Coba kita pikir, Tuhan menciptakan binatang terbesar seperti paus biru yang makanannya justru hewan-hewan kecil seperti plankton. Dan gajah yang besar justru cukup kenyang hanya dengan makan rumput.

Apa yang akan kita dapat dari lautan andai kata paus biru justru memangsa ikan-ikan yang biasanya kita makan? Dengan berat tubuh yang bisa mencapai 200 ton, paus biru bisa saja memangsa semua ikan di lautan, lalu apa yang akan tersisa untuk manusia?

Kemudian pikirkan pula andai kata Gajah makan daging. Dengan ukurannya yang besar tentulah kita – manusia, spesies berbalut daging tebal – termasuk makanan bagi mereka.

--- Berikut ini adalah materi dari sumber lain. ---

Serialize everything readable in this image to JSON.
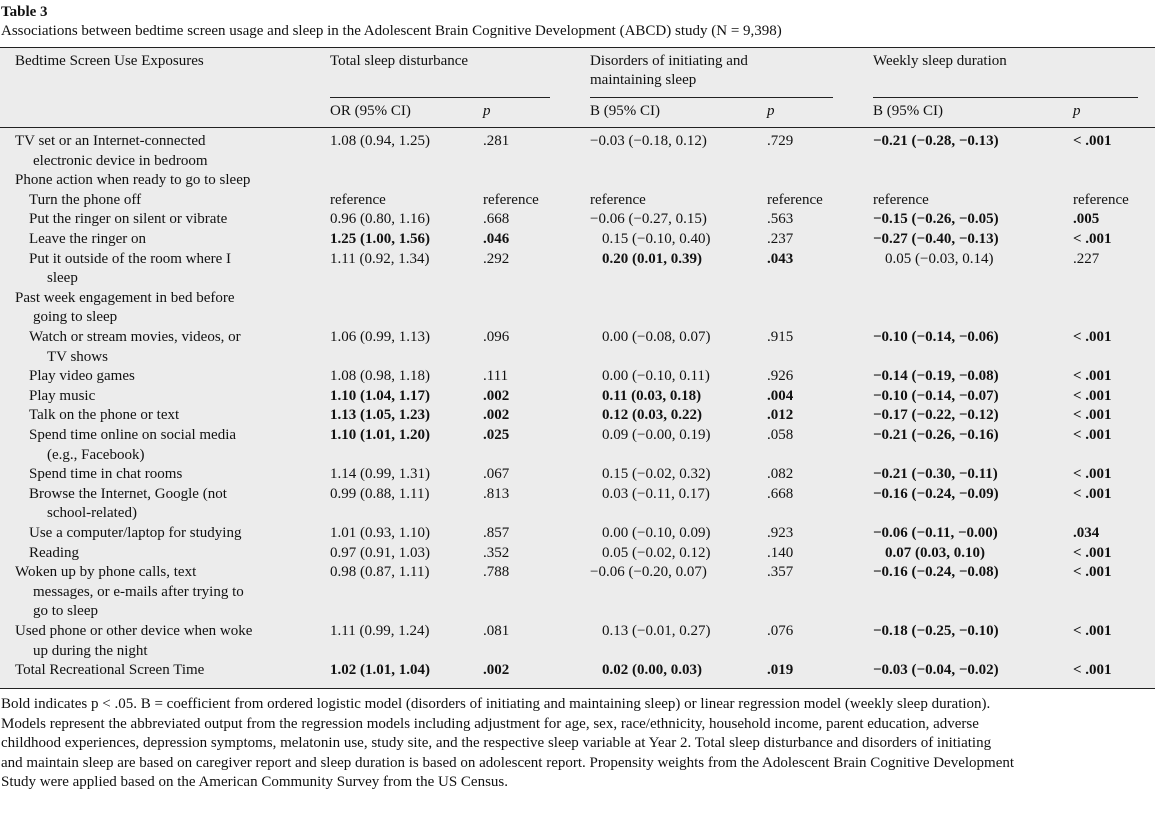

Tuhan justru menganugerahkan kekuatan yang cukup besar pada hewan yang justru bertubuh kecil seperti semut, atau kumbang badak.

Pikirkan lagi, apa yang akan terjadi bila semut atau kumbang badak seukuran sapi? Dengan kekuatan yang bisa mengangkat beban hingga puluhan kali lipat berat tubuhnya, seekor semut dan kumbang dapat merobohkan bangunan-bangunan yang kita tempati.

Masih cukup banyak lagi hikmah yang kita bisa ambil andai kita bisa sedikit saja mengerti matematika Tuhan. Mungkin juga kita bisa lebih bersyukur dan lebih dekat kepada Tuhan dengan bermatematika.

Apa pun matematika itu, terlepas bagaimana pun ia nantinya akan didefinisikan, matematika tetap akan berguna bagi kita. Karena matematika tidak hanya sekadar berhitung dan menghafal rumus. Matematika adalah bernalar. Kita bermatematika ketika kita berpikir.

Tuhan telah banyak mencotohkan bahwa Dia pun bermatematika. Sehingga jelaslah sebagai manusia yang merupakan satu-satunya ciptaanNya yang diberi akal, kita pun harus bermatematika. Semoga dengan bermatematika kita semakin menyadari segala kedigdayaanNya. Amin.